Your position as a “project manager”

Many project managers will be reluctant to introduce Scrum, at first. Scrum knows no project management role. That role is divided over the three only roles that Scrum knows: The Product Owner, the Scrum Master and the (*drops the bomb*: self-managing) Scrum team.

So if there is no place for a project manager, then what happens to me as a project manager? That completely depends on the organisation, the sizes of the project(s) and the size and workload on the team. It could well be that you become the Scrum Master, guiding the team and organisation to adopt (and adept) Scrum as good as possible and guiding the Product Owners to become and stay Product Owners. Perhaps you become the Product Owner, the organisation’s central point for feedback and feature requests – maintaining all those on a backlog for the team to pick up.

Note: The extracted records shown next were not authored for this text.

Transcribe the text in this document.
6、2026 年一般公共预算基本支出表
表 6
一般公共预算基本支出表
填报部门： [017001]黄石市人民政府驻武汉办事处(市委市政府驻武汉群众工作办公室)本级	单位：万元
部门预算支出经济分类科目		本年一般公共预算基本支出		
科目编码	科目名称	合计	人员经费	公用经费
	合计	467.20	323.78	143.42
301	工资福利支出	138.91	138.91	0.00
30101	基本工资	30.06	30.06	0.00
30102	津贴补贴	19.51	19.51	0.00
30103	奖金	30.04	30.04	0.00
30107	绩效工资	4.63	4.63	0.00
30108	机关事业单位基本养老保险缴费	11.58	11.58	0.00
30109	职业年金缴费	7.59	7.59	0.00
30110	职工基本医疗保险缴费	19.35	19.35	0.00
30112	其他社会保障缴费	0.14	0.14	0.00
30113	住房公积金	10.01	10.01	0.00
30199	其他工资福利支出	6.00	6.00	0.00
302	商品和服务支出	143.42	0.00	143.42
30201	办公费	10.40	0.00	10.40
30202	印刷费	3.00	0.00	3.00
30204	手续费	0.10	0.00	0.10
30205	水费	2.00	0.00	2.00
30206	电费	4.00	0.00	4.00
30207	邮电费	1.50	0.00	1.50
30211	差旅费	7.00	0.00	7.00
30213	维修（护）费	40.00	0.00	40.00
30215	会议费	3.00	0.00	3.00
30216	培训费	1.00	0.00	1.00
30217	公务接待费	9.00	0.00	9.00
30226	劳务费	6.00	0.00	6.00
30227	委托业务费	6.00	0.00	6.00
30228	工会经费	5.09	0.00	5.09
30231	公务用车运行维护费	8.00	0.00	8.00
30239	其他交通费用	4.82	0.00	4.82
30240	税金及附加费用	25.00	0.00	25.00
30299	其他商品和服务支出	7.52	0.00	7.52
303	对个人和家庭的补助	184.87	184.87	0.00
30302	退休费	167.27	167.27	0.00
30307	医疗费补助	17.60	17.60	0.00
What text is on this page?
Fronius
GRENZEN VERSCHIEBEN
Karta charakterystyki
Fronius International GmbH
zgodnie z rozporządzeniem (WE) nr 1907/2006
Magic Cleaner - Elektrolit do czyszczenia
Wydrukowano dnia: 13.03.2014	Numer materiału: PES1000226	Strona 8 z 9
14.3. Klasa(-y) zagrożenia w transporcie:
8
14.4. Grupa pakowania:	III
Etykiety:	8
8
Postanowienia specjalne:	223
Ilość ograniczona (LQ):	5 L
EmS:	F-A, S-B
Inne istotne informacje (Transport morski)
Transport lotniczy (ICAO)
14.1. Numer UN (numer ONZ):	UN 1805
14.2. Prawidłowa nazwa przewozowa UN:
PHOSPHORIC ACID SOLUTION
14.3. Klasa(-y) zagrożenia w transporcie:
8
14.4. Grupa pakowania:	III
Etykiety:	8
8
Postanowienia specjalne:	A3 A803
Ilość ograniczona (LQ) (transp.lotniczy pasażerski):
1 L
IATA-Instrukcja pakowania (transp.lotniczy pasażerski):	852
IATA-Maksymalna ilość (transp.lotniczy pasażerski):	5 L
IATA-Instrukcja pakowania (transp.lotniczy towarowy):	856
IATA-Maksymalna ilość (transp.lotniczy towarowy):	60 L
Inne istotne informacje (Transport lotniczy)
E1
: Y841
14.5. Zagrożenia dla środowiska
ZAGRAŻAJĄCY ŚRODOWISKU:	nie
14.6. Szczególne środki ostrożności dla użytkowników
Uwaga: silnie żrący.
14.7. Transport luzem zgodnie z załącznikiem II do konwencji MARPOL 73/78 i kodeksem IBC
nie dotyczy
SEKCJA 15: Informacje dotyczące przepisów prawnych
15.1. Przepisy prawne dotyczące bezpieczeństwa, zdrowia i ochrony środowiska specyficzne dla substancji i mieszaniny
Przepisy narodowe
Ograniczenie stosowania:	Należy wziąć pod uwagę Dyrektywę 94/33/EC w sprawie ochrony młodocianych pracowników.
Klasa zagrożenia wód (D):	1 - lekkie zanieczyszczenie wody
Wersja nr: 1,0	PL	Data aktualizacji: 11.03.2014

No place for (micro)management. Scrum centralises the individual and the team, they are leading when it comes to deciding what can and what can’t be picked up during this sprint. The team decides what they can and want to commit to. That said, the Product Owner decides which stories on the backlog are priority. The Product Owner makes sure that the stories are complete enough for the development team to pick them up (refinement) (note: the Scrum Master should facilitate and support this process). This is also why it is important that the Product Owner is present at the sprint planning meeting, if and when developers have any questions about a certain story, the Product Owner will be able to clarify and explain and the Product Owner will know if and why a certain story does not get picked up.

The shift to Scrum makes you, a facilitator, as a former project manager. That’s a fact, it doesn’t matter wether you become a Scrum Master or a Product Owner within your organisation. Becoming a facilitator is something that is natural to most project managers, as most project managers already apply basic principals that often function as starting points for the shift in role(s).

Facilitating instead of dictating gives the team power which ultimately leads to better results. The team feels responsible for their commitment and delivery, as they should. You’re not ‘lesser’ for becoming a facilitator. Managing and delivering products and projects has always been a teamgame, the project manager has always been a part of that team, not the leader of that team. Scrum just emphasises that.